Gang shackles define life on the Ford Block

By Simon Collins

Being born into a Ford Block gang is like being born an Israeli or a Palestinian - there seems no way out without betraying your brothers.

"Several family members were a part of it," says a man who grew up in a gang. "It was around all the time. It didn't matter if you had a patch or not."

Now 36 and a father of seven, the man aims to stay out of trouble.

But when his 25-year-old brother turned up during a Herald interview after being cut across the head with a machete, the man felt obliged to exact terrible revenge against the rival gang members who inflicted the injury.

"The Block's going to be hot tonight," he vowed. "I'll go and catch them. That's how it is down here - touch one of mine and I'll touch 10 of yours."

The man, who was in and out of jail for 15 years in Rotorua, moved to Auckland in 1999 and stayed out of jail for six years. He and his family moved back to Rotorua last year, and he was back inside within weeks.

"I love this town but I don't love what it does to people, how the people are," he said.

"They say you can take yourself out of Rotorua but you can't take Rotorua out of you. Because there's a lot of Rotoruans up there in South Auckland. We leave here for a better life, but they have taken Rotorua lifestyle with them - all the drinking, the parties and stuff."

The gangs are not unique to the city. Jackson Te Pairi, a Rotorua driving instructor, 45, grew up on a farm and then in Murupara.

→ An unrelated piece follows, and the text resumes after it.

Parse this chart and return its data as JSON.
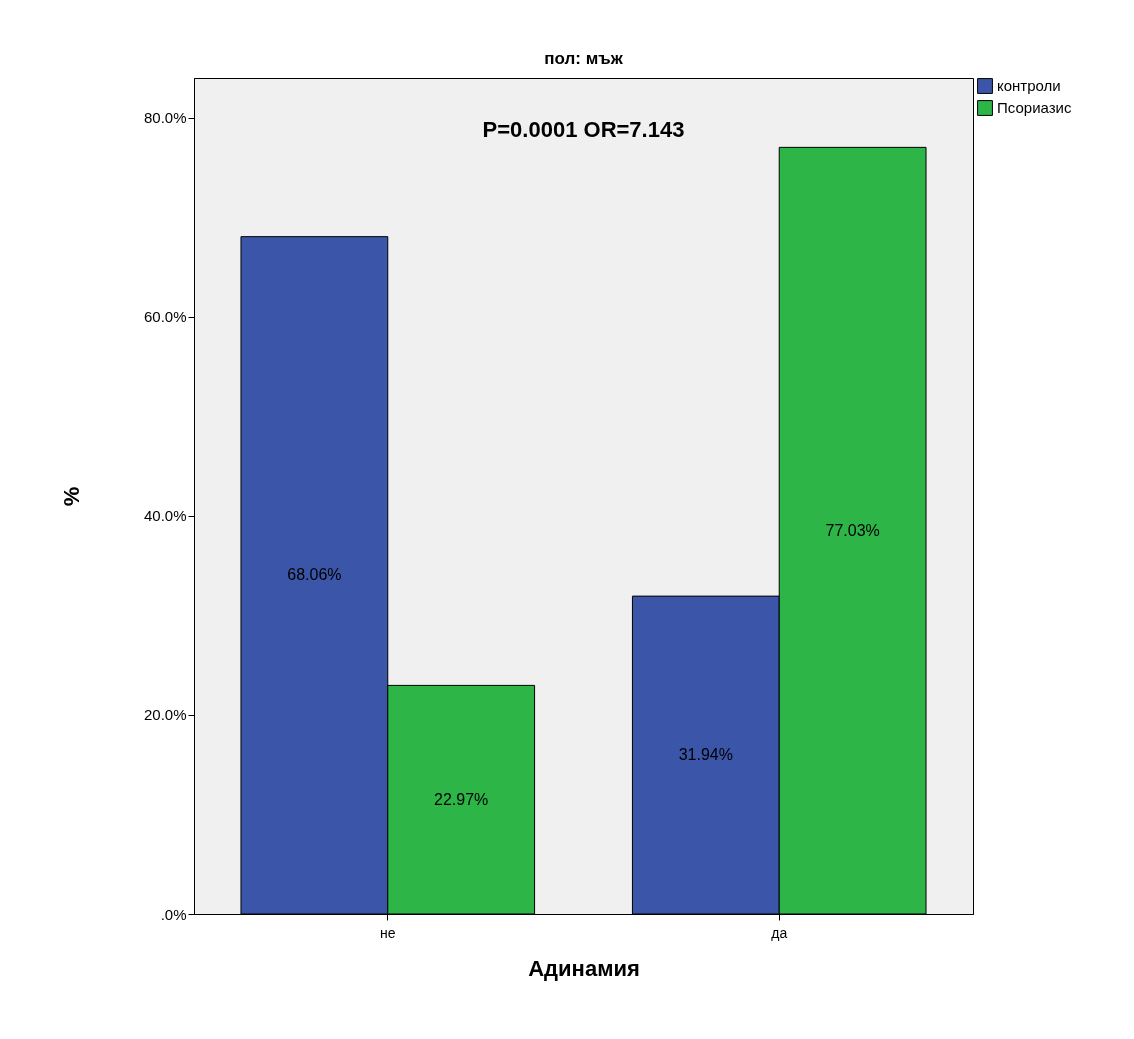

In both places his father and his friends drank and got into fights every weekend.

Mr Te Pairi was sexually molested by an uncle, who was about 15, every night for two years from about the age of 5. He learned later that molestation ran in the family and the uncle had probably been abused himself.

Mr Te Pairi's father would come home drunk and sometimes beat him for no reason.

When he left school and got a job pruning pine trees, Mr Te Pairi found himself working with Mongrel Mob members, and became a fully patched Mobster at 16.

"You are accepted in there. You go in there with warts and all," he said.

"You grow up being sexually abused and then getting slapped around and given a hiding by your dad, then getting beaten up by the cops. Who can you trust?" he asks. "It's hard to find people you can trust, let alone talk to, except people in the gangs."

But joining a gang means going to war. Rotorua was then a Black Power stronghold, and when Murupara Mob members went into town, the "Blacks" would pick them off and attack them.

Even within the Mob, members would pick fights with one another.

"I remember watching this guy pull a fencepost off a fence and he's into his mates. It was just, 'There goes Arthur ... '

"To this day I reckon none of them know why the Blacks hate the Mongrel Mob. When I was in the Mob, I didn't know why," Mr Te Pairi said.

Rotorua social worker Glennis Dennehy, who wrote The Girls in the Gang (2001), said many young men in gangs, and well over half their girlfriends, had been sexually abused before joining.

Only one of the women she interviewed came from "a nurturing family". Most had experienced family violence.

"Often they moved to gangs because this guy was a big strong protector and had his mates that supported him," she said.

In the Ford Block, locals say gang patches are seen less these days. Sure, a house at 36 Ford Rd was burned by the Mongrel Mob recently to punish a family with Black Power connections. But the youngsters are forming looser groups called "West Side" (west of the city centre) and "East Side".

A solo mum off Ford Rd has seen groups of teenagers, some as young as 14, fighting other groups with batons at night. A man in his early 20s lost an eye and suffered a fractured skull after one street battle a month ago.

Some escape only by moving to Australia. Jackson Te Paihi found God. His new partner invited him to hear her sing in church, and he became a Christian.

Whether it is a church or perhaps a supportive workplace or a sports team, every gang member needs to feel that he belongs somewhere if he is to get out of the gang ghetto.

The Ford Block's Sunset Junior High School tries to get in early with "adventure-based learning" such as hunting trips or placements with the Maori arts and crafts institute Te Puia. Teachers hand write personal notes to parents when their children have done well.

When deputy principal Ann Edhouse told one mother that her son had been given a special certificate for achievement, "His mother sat there in tears and said, 'I've never heard anything good about him for years'."

One-armed retired Pastor Dan Rangi and his wife Betty run holiday programmes for children who have "nowhere to go and nothing to do".

"Love is a greater way," he said. "If we can show love to the kids, a proper constructive love that is hands-on so they can see another possibility, then there is no rebellion."